Using Git LFS and VFS for Git introduction
Git LFS and VFS for Git are solutions for using Git with (large) binary files and large source trees.
Git LFS
Git is very good and keeping track of changes in text-based files like code, but it is not that good at tracking binary files. For instance, if you store a Photoshop image file (PSD) in a repository, with every change, the complete file is stored again in the history. This can make the history of the Git repo very large, which makes a clone of the repository more and more time-consuming.
A solution to work with binary files is using Git LFS (or Git Large File System). This is an extension to Git and must be installed separately, and it can only be used with a repository platform that supports LFS. GitHub.com and Azure DevOps for instance are platforms that have support for LFS.
The way it works in short, is that a placeholder file is stored in the repo with information for the LFS system. It looks something like this:
version https://git-lfs.github.com/spec/v1
oid a747cfbbef63fc0a3f5ffca332ae486ee7bf77c1d1b9b2de02e261ef97d085fe
size 4923023
The actual file is stored in a separate storage. This way Git will track changes in this placeholder file, not the large file. The combination of using Git and Git LFS will hide this from the developer though. You will just work with the repository and files as before.
When working with these large files yourself, you'll still see the Git history grown on your own machine, as Git will still start tracking these large files locally, but when you clone the repo, the history is actually pretty small. So it's beneficial for others not working directly on the large files.
Pros of Git LFS
- Uses the end to end Git workflow for all files
- Git LFS supports file locking to avoid conflicts for undiffable assets
- Git LFS is fully supported in Azure DevOps Services
Cons of Git LFS
- Everyone who contributes to the repository needs to install Git LFS
- If not set up properly:
- Binary files committed through Git LFS are not visible as Git will only download the data describing the large file
- Committing large binaries will push the full binary to the repository
- Git cannot merge the changes from two different versions of a binary file; file locking mitigates this
- Azure Repos do not support using SSH for repositories with Git LFS tracked files - for more information see the Git LFS authentication documentation
Installation and use of Git LFS
Go to https://git-lfs.github.com and download and install the setup from there.
For every repository you want to use LFS, you have to go through these steps:
- Setup LFS for the repo:
git lfs install
- Indicate which files have to be considered as large files (or binary files).
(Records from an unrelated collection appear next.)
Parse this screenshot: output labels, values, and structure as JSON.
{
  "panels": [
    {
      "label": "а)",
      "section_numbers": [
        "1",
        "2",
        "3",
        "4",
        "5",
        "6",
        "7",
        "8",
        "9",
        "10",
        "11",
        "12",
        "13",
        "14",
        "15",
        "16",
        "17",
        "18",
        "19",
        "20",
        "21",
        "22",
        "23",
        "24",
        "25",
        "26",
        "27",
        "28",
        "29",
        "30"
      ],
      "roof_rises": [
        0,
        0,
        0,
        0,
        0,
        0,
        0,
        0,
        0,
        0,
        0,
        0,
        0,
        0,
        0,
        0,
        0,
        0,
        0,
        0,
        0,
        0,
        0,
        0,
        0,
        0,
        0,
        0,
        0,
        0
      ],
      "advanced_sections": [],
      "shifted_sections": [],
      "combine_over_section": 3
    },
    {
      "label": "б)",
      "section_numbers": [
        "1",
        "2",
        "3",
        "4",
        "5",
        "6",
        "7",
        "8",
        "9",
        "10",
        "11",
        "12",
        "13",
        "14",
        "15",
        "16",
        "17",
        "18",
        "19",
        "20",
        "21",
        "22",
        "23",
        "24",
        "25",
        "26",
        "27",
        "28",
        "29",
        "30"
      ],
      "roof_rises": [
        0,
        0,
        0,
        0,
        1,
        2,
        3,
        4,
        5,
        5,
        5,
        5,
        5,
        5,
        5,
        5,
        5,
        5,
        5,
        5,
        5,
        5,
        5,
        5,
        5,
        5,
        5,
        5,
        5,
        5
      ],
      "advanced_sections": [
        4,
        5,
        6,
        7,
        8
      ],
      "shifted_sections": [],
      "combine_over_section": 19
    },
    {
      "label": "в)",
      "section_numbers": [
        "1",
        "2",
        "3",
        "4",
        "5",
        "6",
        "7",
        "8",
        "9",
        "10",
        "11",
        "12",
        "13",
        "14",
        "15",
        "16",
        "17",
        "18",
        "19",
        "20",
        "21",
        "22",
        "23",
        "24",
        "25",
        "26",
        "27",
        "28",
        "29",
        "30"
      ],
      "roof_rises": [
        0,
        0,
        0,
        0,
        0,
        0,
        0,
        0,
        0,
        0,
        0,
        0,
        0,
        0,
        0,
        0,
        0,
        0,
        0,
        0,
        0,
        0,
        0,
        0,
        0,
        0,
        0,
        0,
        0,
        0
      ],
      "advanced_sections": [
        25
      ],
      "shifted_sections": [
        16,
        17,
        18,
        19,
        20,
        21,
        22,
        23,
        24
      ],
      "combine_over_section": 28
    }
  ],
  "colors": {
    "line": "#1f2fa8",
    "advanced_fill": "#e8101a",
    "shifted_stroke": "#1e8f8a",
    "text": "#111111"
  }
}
As an example, to consider all Photoshop files to be large:
git lfs track "*.psd"
There are more fine-grained ways to indicate files in a folder and more. See the Git LFS Documentation.
With these commands a .gitattribute
file is created which contains these settings and must be part of the repository.
From here on you just use the standard Git commands to work in the repository. The rest will be handled by Git and Git LFS.
Common LFS commands
Install Git LFS
git lfs install # windows
sudo apt-get git-lfs # linux
See the Git LFS installation instructions for installation on other systems
Track .mp4 files with Git LFS
git lfs track '*.mp4'
Update the .gitattributes
file listing the files and patterns to track
*.mp4 filter=lfs diff=lfs merge=lfs -text
docs/images/* filter=lfs diff=lfs merge=lfs -text
List all patterns tracked
git lfs track
List all files tracked
git lfs ls-files
Download files to your working directory
git lfs pull
git lfs pull --include="path/to/file"
VFS for Git
Imagine a large repository containing multiple projects, ex. one per feature. As a developer you may only be working on some features, and thus you don't want to download all the projects in the repo. By default, with Git however, cloning the repository means you will download all files/projects.
VFS for Git (or Virtual File System for Git) solves this problem, as it will only download what you need to your local machine, but if you look in the file system, e.g. with Windows Explorer, it will show all the folders and files including the correct file sizes.
The Git platform must support GVFS to make this work. GitHub.com and Azure DevOps both support this out of the box.
Installation and use of VFS for Git
Microsoft create VFS for Git and made it open source. It can be found at https://github.com/microsoft/VFSForGit. It's only available for Windows.
The necessary installers can be found at https://github.com/Microsoft/VFSForGit/releases
On the releases page you'll find two important downloads:
- Git 2.28.0.0 installer, which is a requirement for running VFS for Git. This is not the same as the standard Git for Windows install!
- SetupGVFS installer.
Download those files and install them on your machine.
To be able to use VFS for Git for a repository, a .gitattributes
file needs to be added to the repo with this line in it:
* -text
To clone a repository to your machine using VFS for Git you use gvfs
instead of git
like so:
gvfs clone [URL] [dir]
Once this is done, you have a folder which contains a src
folder which contains the contents of the repository. This is done because of a practice to put all outputs of build systems outside this tree. This makes it easier to manage .gitignore
files and to keep Git performant with lots of files.
For working with the repository you just use Git commands as before.
To remove a VFS for Git repository from your machine, make sure the VFS process is stopped and execute this command from the main folder:
gvfs unmount
This will stop the process and unregister it, after that you can safely remove the folder.